Without the robe, he blended right in
By BILL ADAIR
Published September 5, 2005
WASHINGTON - When I moved to the nation's capital 20 years ago, I lived a few blocks away from Chief Justice William Rehnquist.
My wife and I had an apartment near Rehnquist's modest townhouse in Arlington, Va. We often saw him walking along Glebe Road in his khaki rain hat. He always said hello and offered a friendly wave.
We also saw him at our local grocery store, a dilapidated place called the Lucas Market that served an eclectic clientele of yuppies and poor immigrants.
Other Washington power brokers preferred to shop at the fancy Gourmet Giant in nearby McLean, but not Rehnquist. He would pull up at the Lucas Market in his Volkswagen Rabbit, grab a shopping cart and collect a full load of groceries.
We also saw him at our neighborhood video store. I tried to peek a couple of times, but couldn't see his rentals. I figured him for a Clint Eastwood fan.
His death Saturday night was a reminder that, despite his power, most people did not recognize him. He might have just issued a landmark ruling that affected millions of Americans, but at the Lucas Market, he was just another guy in the vegetable aisle. (I was surprised he bought his veggies there. The store was never known for its produce.)
It was slightly different for Thurgood Marshall, the first black justice on the court. Posted on the family bulletin board were photos of men who had made threats against him. Marshall's children were told that if any of the men showed up, not to open the front door.
Still, the justice and his family could usually eat at restaurants and shop without being noticed, according to his son, Thurgood Marshall Jr. At the Supreme Court, white tourists once encountered Marshall in an elevator and apparently believed he was the operator. "First floor, please," they said.
Thurgood Marshall Jr. said the lack of recognition is largely a function of TV. Because the court does not allow its sessions to be televised, most people have only seen the justices in photos.
That's in stark contrast to the president, who has so much Secret Service protection that his entourage is known as the "bubble." If President Bush were to go grocery shopping, the Secret Service would have to shut down roads and inconvenience hundreds of shoppers. That's why Bush has someone on the White House staff buy his vegetables.

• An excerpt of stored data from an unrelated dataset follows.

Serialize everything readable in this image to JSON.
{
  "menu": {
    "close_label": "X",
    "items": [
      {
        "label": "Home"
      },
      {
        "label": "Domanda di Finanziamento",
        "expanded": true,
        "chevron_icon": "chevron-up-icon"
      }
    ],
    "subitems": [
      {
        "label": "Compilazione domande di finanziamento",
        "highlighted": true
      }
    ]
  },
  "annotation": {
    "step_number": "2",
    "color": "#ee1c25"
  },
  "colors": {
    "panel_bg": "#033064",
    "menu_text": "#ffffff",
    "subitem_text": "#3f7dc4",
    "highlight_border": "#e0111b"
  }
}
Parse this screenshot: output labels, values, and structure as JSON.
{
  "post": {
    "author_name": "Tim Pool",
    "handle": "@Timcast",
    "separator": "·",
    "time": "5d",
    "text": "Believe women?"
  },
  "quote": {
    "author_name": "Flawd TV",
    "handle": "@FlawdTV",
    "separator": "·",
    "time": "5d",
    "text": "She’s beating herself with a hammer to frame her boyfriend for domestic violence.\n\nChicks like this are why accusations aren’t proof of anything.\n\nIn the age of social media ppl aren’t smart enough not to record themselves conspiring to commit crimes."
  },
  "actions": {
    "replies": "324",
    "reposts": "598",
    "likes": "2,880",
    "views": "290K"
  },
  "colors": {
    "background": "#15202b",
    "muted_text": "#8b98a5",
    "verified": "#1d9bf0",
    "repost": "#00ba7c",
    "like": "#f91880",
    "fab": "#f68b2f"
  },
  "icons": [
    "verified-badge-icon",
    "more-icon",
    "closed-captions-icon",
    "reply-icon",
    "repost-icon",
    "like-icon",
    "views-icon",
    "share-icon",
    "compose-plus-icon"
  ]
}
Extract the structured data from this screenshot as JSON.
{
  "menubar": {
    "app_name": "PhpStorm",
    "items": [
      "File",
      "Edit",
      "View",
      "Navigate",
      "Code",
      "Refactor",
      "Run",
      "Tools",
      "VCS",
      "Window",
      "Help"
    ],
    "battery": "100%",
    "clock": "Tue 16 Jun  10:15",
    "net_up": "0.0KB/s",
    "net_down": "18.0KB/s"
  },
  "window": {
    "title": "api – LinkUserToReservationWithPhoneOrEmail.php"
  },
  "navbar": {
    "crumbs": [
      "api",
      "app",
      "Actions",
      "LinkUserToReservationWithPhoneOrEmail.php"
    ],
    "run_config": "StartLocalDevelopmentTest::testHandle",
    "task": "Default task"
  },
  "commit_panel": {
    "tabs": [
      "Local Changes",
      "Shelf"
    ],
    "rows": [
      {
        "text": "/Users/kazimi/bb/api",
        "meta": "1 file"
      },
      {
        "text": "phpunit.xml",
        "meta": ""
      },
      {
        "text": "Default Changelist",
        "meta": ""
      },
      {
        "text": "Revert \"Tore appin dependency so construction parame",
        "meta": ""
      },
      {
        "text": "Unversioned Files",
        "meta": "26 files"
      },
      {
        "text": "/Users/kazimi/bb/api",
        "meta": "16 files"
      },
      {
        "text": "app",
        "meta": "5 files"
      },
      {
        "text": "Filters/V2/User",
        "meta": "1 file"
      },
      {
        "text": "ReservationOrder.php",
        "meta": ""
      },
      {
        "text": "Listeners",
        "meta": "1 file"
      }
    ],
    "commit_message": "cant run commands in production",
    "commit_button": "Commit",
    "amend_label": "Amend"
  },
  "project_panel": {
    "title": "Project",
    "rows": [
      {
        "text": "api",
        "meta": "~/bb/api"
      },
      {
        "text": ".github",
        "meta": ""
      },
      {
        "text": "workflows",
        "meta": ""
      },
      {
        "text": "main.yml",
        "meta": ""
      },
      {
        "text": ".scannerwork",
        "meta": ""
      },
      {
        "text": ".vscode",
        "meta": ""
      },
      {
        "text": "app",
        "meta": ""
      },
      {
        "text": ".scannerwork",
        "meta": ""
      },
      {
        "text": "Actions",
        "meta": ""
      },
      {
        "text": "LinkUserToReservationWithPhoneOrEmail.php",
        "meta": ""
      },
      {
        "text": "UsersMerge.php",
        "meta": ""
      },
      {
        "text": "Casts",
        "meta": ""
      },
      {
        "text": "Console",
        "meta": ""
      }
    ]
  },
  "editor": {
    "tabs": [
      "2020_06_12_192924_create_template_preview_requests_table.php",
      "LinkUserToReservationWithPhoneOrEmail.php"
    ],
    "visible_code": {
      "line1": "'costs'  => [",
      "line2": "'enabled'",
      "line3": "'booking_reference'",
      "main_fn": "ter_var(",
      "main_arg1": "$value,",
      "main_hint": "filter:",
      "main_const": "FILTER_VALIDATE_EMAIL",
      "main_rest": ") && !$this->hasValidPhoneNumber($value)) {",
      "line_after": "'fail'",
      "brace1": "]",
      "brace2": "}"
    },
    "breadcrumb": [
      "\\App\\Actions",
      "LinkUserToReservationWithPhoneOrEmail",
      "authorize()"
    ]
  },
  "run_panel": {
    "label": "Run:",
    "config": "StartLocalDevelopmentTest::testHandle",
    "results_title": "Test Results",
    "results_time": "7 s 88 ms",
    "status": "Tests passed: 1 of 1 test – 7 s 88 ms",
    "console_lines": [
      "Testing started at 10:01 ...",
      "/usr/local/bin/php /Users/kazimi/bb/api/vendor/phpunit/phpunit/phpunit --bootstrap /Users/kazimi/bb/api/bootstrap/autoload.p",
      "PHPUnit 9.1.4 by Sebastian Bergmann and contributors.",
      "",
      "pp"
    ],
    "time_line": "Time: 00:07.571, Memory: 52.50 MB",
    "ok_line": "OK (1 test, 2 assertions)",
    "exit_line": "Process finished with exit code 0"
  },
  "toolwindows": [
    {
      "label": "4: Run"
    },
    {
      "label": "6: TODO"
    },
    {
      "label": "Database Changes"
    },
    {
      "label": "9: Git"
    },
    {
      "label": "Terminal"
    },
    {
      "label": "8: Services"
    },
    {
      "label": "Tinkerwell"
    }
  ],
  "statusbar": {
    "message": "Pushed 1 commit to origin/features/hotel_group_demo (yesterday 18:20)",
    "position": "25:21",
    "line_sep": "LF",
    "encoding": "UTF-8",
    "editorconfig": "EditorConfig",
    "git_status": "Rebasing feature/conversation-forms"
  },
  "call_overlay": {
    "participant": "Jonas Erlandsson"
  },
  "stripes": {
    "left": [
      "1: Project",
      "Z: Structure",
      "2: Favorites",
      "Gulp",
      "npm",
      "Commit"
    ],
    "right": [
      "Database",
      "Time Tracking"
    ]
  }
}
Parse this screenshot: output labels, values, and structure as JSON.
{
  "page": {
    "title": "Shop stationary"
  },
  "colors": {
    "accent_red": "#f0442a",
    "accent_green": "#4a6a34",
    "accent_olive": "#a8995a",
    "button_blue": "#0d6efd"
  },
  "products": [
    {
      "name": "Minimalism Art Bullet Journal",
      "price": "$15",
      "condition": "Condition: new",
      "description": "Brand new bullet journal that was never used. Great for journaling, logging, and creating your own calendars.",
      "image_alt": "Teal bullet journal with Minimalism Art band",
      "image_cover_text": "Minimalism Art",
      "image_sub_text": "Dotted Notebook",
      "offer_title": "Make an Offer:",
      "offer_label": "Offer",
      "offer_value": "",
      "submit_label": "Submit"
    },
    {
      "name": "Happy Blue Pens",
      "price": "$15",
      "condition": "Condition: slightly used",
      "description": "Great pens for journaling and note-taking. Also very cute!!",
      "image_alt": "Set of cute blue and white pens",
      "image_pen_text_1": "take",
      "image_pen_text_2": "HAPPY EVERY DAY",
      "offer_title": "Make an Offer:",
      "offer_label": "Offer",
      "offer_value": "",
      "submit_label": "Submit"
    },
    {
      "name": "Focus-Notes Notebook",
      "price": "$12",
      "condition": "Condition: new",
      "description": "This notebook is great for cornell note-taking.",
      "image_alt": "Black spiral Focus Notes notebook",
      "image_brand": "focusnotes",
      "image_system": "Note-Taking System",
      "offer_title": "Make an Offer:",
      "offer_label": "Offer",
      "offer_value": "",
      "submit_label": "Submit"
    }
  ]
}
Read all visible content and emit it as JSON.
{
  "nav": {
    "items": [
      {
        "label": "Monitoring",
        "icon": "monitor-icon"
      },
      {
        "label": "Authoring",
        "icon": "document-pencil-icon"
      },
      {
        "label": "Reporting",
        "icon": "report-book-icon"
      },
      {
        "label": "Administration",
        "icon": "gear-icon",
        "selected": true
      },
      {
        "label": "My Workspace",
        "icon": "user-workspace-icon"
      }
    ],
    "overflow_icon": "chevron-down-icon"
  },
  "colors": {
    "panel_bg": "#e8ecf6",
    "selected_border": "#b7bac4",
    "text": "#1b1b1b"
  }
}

Congressional leaders are so widely recognized that when Senate Republican leader Bill Frist recently stopped to buy shoes, protesters gathered outside the store to raise a fuss about his support of the president's Social Security plan. The protesters circulated photos and descriptions of the shoes he bought, as if he had done something wrong by buying a nice pair. As far as I could tell, there was no link between his position on Social Security and his choice of footwear.
Rehnquist could buy his shoes without fear. His ability to shop and stroll around Arlington is a reminder that the public knows little about the nation's highest court. Most people can't name more than one or two justices.
The court has refused to televise its sessions on the grounds that the cameras will shatter the decorum of the proceedings. But analysts who follow the court say the justices are also concerned about their privacy. The justices like to shop in peace.
It's too bad they won't televise their sessions. Government should be open when it is conducting the people's business. But I sympathize with the justices' desire for privacy, and I believe it has some benefits. Public officials are more in touch if they do their own shopping. I think everyone should have to buy their own veggies.
Lately, we've heard a lot about John G. Roberts Jr., the nominee to replace Justice Sandra Day O'Connor. And once Bush picks someone to replace Rehnquist, we'll see lots of pictures of that nominee for a month or two.
But once the Senate approves the new justices, it won't be long until they have the same anonymity as Rehnquist and can buy their groceries - and shoes - without being recognized.